Un ritorno ai vertici che viene consacrato dalla semifinale di Wimbledon, dove viene battuto 6-7 6-2 7-6 7-6 da Andy Roddick. Senza più Safin e Kafelnikov da schiacciare, Thomas deve quindi accontentarsi di andare a prendersi l’ultima grande soddisfazione della sua carriera a San Pietroburgo, dove regola nell’ordine Philipp Kohlschreiber, Andrei Pavel, Greg Rusedski, Fernando Verdasco e Nicolas Kiefer.
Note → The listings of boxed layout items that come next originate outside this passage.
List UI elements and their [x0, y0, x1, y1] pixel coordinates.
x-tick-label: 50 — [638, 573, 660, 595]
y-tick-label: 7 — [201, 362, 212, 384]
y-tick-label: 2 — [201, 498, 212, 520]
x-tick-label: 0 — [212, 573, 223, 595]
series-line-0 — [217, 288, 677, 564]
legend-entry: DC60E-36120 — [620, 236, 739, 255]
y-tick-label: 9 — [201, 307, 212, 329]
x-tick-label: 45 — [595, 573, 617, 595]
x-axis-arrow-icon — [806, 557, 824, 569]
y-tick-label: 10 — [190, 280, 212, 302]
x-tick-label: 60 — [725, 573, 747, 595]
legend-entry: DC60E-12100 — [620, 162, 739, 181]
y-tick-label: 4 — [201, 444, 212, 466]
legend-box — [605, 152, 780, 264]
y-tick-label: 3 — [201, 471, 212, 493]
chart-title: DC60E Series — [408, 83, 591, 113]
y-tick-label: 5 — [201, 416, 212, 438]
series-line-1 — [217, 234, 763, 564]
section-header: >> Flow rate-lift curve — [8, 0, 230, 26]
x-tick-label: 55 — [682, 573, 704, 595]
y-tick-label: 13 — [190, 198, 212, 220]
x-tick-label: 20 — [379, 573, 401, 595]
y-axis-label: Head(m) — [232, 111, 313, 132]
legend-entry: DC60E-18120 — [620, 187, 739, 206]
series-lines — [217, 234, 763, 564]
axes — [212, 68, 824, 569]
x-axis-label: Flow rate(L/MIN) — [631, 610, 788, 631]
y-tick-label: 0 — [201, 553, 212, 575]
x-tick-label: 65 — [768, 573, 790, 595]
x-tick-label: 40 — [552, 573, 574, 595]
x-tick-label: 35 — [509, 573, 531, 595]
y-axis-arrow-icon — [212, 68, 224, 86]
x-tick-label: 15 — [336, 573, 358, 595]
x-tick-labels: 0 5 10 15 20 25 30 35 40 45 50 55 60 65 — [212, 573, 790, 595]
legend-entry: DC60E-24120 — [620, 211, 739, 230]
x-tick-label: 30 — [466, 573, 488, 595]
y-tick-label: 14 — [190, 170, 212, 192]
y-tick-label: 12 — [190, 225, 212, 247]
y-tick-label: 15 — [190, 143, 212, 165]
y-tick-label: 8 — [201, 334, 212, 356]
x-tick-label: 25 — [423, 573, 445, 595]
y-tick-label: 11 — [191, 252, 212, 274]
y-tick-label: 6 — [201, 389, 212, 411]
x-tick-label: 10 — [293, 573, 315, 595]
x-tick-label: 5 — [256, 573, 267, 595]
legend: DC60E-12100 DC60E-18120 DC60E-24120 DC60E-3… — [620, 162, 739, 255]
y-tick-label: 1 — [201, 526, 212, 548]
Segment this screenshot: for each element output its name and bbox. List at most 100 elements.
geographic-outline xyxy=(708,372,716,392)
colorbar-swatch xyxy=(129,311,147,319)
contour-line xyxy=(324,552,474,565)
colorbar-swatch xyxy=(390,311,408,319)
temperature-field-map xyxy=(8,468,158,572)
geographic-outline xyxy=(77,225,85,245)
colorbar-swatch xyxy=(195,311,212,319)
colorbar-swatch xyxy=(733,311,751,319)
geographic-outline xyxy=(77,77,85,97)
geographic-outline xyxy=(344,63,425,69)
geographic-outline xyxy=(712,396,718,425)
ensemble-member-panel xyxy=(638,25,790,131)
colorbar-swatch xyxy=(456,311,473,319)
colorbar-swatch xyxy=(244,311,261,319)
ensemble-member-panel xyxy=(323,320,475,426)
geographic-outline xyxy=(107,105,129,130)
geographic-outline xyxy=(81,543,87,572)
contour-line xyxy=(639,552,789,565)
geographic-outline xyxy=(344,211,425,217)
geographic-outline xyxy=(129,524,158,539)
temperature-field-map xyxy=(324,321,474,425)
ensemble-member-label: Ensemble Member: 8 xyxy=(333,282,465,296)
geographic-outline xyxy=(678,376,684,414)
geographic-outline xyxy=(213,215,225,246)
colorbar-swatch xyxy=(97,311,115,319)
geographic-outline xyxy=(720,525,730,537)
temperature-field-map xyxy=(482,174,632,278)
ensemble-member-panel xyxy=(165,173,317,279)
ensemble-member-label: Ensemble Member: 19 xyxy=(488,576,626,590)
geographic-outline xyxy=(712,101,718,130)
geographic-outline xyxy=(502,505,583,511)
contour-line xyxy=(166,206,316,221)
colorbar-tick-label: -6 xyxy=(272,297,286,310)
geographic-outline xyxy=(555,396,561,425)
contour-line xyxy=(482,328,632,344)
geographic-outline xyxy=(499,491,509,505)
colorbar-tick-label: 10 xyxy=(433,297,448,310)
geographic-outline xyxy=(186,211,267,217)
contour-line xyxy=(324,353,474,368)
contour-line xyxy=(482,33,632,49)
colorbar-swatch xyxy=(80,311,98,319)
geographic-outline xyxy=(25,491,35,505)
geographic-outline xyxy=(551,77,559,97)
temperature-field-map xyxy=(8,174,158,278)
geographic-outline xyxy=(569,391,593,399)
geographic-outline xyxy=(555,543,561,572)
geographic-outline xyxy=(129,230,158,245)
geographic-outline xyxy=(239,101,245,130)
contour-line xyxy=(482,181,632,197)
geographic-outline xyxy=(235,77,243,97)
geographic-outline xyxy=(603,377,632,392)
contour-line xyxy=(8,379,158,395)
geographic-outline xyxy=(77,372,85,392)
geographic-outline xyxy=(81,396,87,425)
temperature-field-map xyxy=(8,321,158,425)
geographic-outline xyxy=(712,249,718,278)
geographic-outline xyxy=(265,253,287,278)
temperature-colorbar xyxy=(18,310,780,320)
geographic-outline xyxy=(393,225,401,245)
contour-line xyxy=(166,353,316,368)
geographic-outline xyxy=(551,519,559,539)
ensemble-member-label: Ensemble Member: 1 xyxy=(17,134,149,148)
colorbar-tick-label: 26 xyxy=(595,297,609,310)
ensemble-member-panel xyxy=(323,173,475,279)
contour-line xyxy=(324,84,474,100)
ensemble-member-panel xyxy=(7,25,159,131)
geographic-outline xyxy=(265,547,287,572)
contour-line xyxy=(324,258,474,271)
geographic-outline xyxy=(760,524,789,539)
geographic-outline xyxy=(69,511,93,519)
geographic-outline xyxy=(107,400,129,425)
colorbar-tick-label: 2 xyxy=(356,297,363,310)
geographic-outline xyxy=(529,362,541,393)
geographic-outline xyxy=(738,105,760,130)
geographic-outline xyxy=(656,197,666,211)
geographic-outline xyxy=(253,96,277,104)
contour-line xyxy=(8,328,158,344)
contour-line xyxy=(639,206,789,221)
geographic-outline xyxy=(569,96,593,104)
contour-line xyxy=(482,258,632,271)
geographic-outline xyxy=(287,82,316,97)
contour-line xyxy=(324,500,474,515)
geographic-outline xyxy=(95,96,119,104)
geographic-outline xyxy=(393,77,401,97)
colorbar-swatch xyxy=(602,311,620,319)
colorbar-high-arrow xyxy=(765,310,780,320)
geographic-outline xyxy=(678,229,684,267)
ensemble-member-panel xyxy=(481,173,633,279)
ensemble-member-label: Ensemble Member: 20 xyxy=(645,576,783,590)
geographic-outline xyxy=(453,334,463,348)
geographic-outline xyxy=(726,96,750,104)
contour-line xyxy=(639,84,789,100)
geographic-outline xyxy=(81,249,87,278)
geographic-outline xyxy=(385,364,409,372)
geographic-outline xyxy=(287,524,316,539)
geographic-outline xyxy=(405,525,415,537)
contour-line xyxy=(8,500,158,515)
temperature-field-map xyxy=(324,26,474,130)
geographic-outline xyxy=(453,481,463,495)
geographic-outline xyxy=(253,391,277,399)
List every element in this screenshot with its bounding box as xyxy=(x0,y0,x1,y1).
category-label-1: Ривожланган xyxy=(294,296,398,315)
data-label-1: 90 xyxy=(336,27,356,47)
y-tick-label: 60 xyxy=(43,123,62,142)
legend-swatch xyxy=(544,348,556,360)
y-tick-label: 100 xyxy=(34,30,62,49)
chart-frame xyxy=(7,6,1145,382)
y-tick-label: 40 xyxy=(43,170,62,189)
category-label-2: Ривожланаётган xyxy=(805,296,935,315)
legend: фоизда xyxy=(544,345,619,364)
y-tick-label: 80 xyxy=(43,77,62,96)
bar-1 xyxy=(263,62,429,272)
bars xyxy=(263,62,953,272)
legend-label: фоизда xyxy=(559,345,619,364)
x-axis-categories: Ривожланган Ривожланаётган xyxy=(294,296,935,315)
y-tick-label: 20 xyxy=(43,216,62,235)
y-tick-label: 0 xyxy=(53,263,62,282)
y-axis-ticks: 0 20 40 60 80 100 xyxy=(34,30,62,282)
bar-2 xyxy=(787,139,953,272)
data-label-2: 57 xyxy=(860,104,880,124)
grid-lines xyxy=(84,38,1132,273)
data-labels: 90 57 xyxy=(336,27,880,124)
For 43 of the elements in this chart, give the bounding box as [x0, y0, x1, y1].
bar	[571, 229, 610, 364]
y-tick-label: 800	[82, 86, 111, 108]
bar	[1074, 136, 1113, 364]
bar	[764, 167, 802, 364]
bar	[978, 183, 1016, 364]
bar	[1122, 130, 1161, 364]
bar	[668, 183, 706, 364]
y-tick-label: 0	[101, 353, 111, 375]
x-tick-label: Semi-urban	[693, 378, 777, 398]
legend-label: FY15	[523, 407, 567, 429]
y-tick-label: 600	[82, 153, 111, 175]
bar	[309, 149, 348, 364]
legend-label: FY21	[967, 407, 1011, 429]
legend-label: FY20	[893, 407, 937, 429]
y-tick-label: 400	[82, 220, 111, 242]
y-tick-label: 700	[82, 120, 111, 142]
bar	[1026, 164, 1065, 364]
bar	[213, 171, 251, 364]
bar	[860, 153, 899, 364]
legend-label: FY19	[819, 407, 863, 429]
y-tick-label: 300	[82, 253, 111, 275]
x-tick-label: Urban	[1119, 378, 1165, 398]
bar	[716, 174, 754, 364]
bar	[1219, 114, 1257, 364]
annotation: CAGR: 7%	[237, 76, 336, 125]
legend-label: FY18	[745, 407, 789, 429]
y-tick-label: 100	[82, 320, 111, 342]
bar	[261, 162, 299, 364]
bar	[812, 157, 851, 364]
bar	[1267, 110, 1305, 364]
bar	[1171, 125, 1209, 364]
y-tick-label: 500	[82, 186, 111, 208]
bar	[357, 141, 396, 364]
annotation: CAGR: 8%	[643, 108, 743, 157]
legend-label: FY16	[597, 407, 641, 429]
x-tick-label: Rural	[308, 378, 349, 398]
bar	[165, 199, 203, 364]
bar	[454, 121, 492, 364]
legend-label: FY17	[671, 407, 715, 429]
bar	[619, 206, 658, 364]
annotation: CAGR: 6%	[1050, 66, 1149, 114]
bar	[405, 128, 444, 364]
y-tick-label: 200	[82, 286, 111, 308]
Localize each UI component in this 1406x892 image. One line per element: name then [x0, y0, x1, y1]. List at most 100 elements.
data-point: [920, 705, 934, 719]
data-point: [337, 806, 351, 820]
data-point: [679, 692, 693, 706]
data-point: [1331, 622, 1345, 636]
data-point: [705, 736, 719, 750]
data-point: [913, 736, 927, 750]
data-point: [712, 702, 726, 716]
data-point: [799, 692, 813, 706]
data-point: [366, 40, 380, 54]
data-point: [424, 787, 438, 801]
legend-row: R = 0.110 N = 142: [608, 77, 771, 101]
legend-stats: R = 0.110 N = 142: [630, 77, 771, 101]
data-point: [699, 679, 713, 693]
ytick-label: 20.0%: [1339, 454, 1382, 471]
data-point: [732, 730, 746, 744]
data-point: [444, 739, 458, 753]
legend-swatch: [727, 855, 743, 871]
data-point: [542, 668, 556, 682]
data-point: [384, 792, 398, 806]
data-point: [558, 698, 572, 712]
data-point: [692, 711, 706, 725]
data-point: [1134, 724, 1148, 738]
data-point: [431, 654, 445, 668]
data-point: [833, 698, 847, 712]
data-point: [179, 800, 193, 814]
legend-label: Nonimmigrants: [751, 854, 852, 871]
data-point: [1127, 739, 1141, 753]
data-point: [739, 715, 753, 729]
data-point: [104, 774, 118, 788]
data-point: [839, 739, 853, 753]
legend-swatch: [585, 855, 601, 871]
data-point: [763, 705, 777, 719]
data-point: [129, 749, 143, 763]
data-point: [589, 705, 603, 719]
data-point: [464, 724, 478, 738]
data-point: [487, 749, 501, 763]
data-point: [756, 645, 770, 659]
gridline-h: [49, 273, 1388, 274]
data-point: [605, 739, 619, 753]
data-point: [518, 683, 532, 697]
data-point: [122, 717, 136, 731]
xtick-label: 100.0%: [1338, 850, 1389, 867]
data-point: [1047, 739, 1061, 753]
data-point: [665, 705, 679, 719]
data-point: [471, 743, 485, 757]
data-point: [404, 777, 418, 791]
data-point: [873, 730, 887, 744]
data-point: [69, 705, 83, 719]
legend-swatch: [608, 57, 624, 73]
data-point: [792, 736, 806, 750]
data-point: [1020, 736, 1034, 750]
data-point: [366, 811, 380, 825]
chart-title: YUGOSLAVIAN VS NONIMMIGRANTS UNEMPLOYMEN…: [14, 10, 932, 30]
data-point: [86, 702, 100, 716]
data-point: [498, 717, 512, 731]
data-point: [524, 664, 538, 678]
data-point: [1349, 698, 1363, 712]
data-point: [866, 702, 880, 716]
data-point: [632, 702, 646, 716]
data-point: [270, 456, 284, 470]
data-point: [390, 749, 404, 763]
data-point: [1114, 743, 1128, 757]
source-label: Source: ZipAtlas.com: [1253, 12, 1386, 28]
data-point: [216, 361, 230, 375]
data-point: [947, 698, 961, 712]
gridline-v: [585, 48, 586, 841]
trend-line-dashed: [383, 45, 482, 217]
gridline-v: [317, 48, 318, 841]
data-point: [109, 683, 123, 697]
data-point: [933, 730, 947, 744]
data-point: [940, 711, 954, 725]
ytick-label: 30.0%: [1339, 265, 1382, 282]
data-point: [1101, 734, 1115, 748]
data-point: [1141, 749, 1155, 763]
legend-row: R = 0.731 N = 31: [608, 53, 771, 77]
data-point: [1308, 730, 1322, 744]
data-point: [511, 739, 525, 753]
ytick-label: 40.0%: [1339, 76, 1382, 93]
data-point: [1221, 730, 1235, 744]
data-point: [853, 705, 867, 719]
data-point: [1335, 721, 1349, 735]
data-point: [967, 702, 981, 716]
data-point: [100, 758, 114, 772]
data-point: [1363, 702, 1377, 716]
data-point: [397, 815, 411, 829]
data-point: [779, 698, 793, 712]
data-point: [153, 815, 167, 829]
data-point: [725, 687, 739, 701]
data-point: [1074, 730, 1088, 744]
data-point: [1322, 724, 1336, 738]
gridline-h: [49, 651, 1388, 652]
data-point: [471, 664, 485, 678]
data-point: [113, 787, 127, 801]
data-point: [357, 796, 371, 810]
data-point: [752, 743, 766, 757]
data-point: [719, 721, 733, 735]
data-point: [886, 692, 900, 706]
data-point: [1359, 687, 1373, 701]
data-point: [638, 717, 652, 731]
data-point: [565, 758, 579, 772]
Un suolo, quello russo, che gli regala l’anno seguente un’altra finale, persa in quell’occasione da Mario Ancic che, ironia della sorte, durante un allenamento lo colpirà involontariamente a un occhio con una pallata provocandogli il distacco della retina. Tra Ivo Karlovic che gli vieta l’ultima gioia nell’adorato cemento indoor di Stoccolma, su cui già aveva esaltato due volte e dove perde la seconda di quattro finali, ed il piede che ricomincia a perseguitarlo nel maggio 2008 Thomas Johansson produce un acuto in occasione della World Team Championships dove all’ultimo round, da numero 67 del mondo, zittisce, nemmeno a dirlo, un top 30 russo, Igor Andreev.
Il ritiro per Thomas arriva nel 2009. Un vuoto riempito dalle tante passioni che animano la sua indole sensibile: dai libri di Henning Mankell alla fotografia, dalla musica dei Depeche Mode e degli U2 al collezionare in dvd tutte le stagioni della sua serie tv preferita Friends, dal seguire assiduamente la sua squadra di hockey del cuore, il Linkopings HC al trascorrere serenamente le sue giornate insieme alla moglie Gisella Kaltencher. Un addio alle armi accolto probabilmente con un metaforico sospiro di sollievo da parte della Russia, a cui Thomas avrà replicato limitandosi ad uno dei suoi discreti e raffinatissimi sorrisi.